Thursday, March 29, 2007.

Towards an integrative theory of memory: How flies, flip-flops, and physics can help us understand the workings of a fundamental neural process

11:00- 12:00 pm , 102 VanderWerf

Dan Valente , Ph.D.

Cold Spring Harbor Laboratory

Abstract:
Throught our lives, we take in information from our surroundings and store this information as memories -- what our parents look lie, the way pizza smells, the events of our fist day of school, etc. While impressive progress has been made in the last fifty years to to understand the biological basis of memory, a complete description of the acquisition, storage, and retrieval mechanisms still eludes us. Somewhere encoded in our genes are the instructions for the memory machinery, and when external stimuli are sensed, these instructions are played out in complex genetic networks that echo through a complex neural network and ultimately dictate whether we will remember the encounter stimuli. It is a problem that traverses many scales, from the microscopic to the macroscopic and back again.

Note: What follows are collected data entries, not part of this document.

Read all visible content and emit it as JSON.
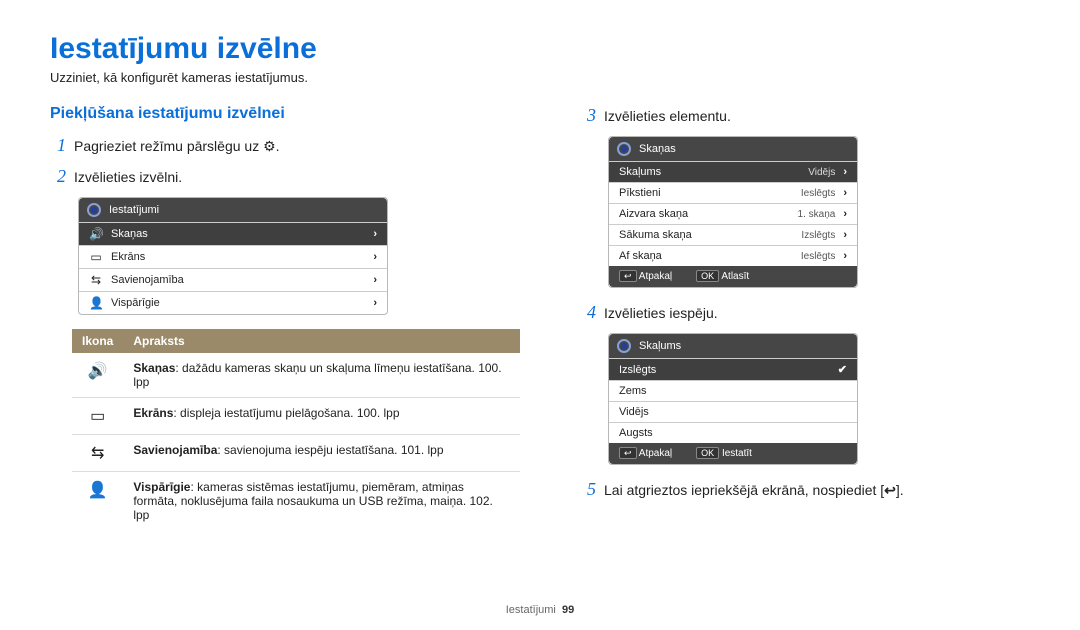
{
  "title": "Iestatījumu izvēlne",
  "subtitle": "Uzziniet, kā konfigurēt kameras iestatījumus.",
  "section_heading": "Piekļūšana iestatījumu izvēlnei",
  "steps": {
    "s1": "Pagrieziet režīmu pārslēgu uz ",
    "s1_icon": "⚙",
    "s1_end": ".",
    "s2": "Izvēlieties izvēlni.",
    "s3": "Izvēlieties elementu.",
    "s4": "Izvēlieties iespēju.",
    "s5_a": "Lai atgrieztos iepriekšējā ekrānā, nospiediet [",
    "s5_icon": "↩",
    "s5_b": "]."
  },
  "panelA": {
    "title": "Iestatījumi",
    "rows": [
      {
        "icon": "🔊",
        "label": "Skaņas"
      },
      {
        "icon": "▭",
        "label": "Ekrāns"
      },
      {
        "icon": "⇆",
        "label": "Savienojamība"
      },
      {
        "icon": "👤",
        "label": "Vispārīgie"
      }
    ]
  },
  "panelB": {
    "title": "Skaņas",
    "rows": [
      {
        "label": "Skaļums",
        "value": "Vidējs"
      },
      {
        "label": "Pīkstieni",
        "value": "Ieslēgts"
      },
      {
        "label": "Aizvara skaņa",
        "value": "1. skaņa"
      },
      {
        "label": "Sākuma skaņa",
        "value": "Izslēgts"
      },
      {
        "label": "Af skaņa",
        "value": "Ieslēgts"
      }
    ],
    "back_label": "Atpakaļ",
    "ok_label": "Atlasīt",
    "back_btn": "↩",
    "ok_btn": "OK"
  },
  "panelC": {
    "title": "Skaļums",
    "rows": [
      "Izslēgts",
      "Zems",
      "Vidējs",
      "Augsts"
    ],
    "selected_index": 0,
    "back_label": "Atpakaļ",
    "ok_label": "Iestatīt",
    "back_btn": "↩",
    "ok_btn": "OK"
  },
  "desc_header": {
    "icon": "Ikona",
    "desc": "Apraksts"
  },
  "desc_rows": [
    {
      "icon": "🔊",
      "bold": "Skaņas",
      "text": ": dažādu kameras skaņu un skaļuma līmeņu iestatīšana. 100. lpp"
    },
    {
      "icon": "▭",
      "bold": "Ekrāns",
      "text": ": displeja iestatījumu pielāgošana. 100. lpp"
    },
    {
      "icon": "⇆",
      "bold": "Savienojamība",
      "text": ": savienojuma iespēju iestatīšana. 101. lpp"
    },
    {
      "icon": "👤",
      "bold": "Vispārīgie",
      "text": ": kameras sistēmas iestatījumu, piemēram, atmiņas formāta, noklusējuma faila nosaukuma un USB režīma, maiņa. 102. lpp"
    }
  ],
  "footer": {
    "section": "Iestatījumi",
    "page": "99"
  }
}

Research on simple invertebrate organisms, such as the fruit fly Drosophila melanogaster, has begun to uncover some of the gentic and the neural processes involved im memory. This work has greatly elucidated the gene/brain/behavior interaction, and there exists now both a need and an opportunity to integrate these networkds into a single, overarching description of memory. Creating such a multi-scale model is no trivial task, however, and it quickly becomes apparent that an interdisciplinary approach can be an effective way to tackle such a complex problem.

In this lecture, I will present an overview of memory research in fruit flies and discuss our attempts at using an engineering approach to complement the psychological and molecular genetic studies of memory. This view combines engineering theories (control theory, communication theory, computation theory, etc.) with the underlying biology to develp a working model for how events are sensed, how this information is processed, stored, and finally, how the behavior is actuated. I will discuss experiments that are being performed to probe each scale with the hope of uncovering the strategiesand algorithms at work in memory storage and retrieval.